Em nenhum país a maconha é
completamente liberada. Um dos mais notoriamente tolerantes é a Holanda, que
permite o consumo da erva nos coffee shops, mas, ainda assim, os proprietários
só estão autorizados a vender 5 gramas, o equivalente a um cigarro, para cada cliente.
Recentemente, o governo holandês proibiu a venda da droga para estrangeiros.

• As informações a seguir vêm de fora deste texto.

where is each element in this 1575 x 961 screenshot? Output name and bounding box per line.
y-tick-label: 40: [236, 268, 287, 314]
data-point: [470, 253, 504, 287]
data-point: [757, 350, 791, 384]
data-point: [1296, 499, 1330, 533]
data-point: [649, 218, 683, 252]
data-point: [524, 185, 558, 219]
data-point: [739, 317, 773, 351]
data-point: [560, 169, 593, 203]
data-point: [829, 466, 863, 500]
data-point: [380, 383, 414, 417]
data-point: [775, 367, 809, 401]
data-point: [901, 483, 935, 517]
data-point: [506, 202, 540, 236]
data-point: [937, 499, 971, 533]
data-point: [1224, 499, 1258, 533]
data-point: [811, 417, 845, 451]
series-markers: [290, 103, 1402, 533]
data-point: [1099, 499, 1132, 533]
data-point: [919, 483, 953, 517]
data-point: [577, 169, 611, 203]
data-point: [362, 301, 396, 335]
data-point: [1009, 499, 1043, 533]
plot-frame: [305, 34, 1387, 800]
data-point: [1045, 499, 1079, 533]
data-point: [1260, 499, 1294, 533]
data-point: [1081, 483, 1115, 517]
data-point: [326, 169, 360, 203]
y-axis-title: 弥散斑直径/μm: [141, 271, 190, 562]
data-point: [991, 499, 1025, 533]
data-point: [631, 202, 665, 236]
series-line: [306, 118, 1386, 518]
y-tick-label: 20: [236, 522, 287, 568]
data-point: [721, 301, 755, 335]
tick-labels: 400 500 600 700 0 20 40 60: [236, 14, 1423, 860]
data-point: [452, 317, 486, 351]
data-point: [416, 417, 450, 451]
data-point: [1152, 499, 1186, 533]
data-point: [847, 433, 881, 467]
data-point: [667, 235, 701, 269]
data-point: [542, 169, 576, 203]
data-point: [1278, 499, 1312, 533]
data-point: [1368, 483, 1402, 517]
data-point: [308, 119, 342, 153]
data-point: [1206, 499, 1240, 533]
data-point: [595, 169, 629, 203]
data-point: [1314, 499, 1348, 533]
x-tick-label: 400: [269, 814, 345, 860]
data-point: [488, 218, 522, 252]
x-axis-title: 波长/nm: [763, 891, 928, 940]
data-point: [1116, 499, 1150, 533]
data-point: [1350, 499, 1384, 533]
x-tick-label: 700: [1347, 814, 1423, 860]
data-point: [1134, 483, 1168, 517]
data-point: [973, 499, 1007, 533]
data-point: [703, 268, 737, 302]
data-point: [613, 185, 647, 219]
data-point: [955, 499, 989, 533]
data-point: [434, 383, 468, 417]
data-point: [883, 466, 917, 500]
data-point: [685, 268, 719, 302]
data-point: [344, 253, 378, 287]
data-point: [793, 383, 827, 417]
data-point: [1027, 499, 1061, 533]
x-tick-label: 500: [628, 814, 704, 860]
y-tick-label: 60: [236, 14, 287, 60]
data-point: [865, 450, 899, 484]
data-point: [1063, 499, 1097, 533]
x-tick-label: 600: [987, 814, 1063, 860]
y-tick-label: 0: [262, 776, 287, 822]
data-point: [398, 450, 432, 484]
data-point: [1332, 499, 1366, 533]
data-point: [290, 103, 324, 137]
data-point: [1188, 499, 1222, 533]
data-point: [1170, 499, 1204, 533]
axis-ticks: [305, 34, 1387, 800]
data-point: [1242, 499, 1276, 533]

Nem sempre foi assim. Na década de 70, quando a Holanda descriminalizou a
maconha e se tornou uma espécie de Disney libertária, fumava-se em praça
pública. A festa acabou cedo. Desde então, o tráfico só aumentou. A experiência
holandesa — e o recuo das autoridades — derruba um dos mais rígidos pilares da
defesa pela liberação: o de que a venda autorizada poria fim ao tráfico. Não
pôs.
No Brasil, desde 2006, com a
lei antidrogas sancionada pelo então presidente Lula, foi estabelecida uma
distinção na punição de traficantes e usuários. Os bandidos estão sujeitos a
até quinze anos de prisão. O consumidor não vai para a cadeia. Nesse caso, o
juiz decide por uma advertência verbal, pela prestação de serviços comunitários
ou recomenda um tratamento médico. A lei brasileira não contempla o volume
máximo da droga a ser classificado como uso pessoal. Luana Piovani e Isabel
Filardis são algumas das celebridades que defendem a tese de que a maioria dos
presos com maconha “nunca cometeu outros delitos, não tem relação com o crime
organizado e portava pequenas quantidades da droga no ato da detenção”. Do
ponto de vista social, elas estão corretíssimas. Do ponto de vista da saúde e
da aplicação das leis, nem tanto. O advogado criminalista Pedro Lazarini faz
restrições: “Um bandido pode se valer desses limites para nunca ser condenado”.
O ideal seria que as evidências científicas incontestáveis sobre os ruinosos
efeitos da maconha para a saúde sejam levadas em conta. Todos ganham com isso.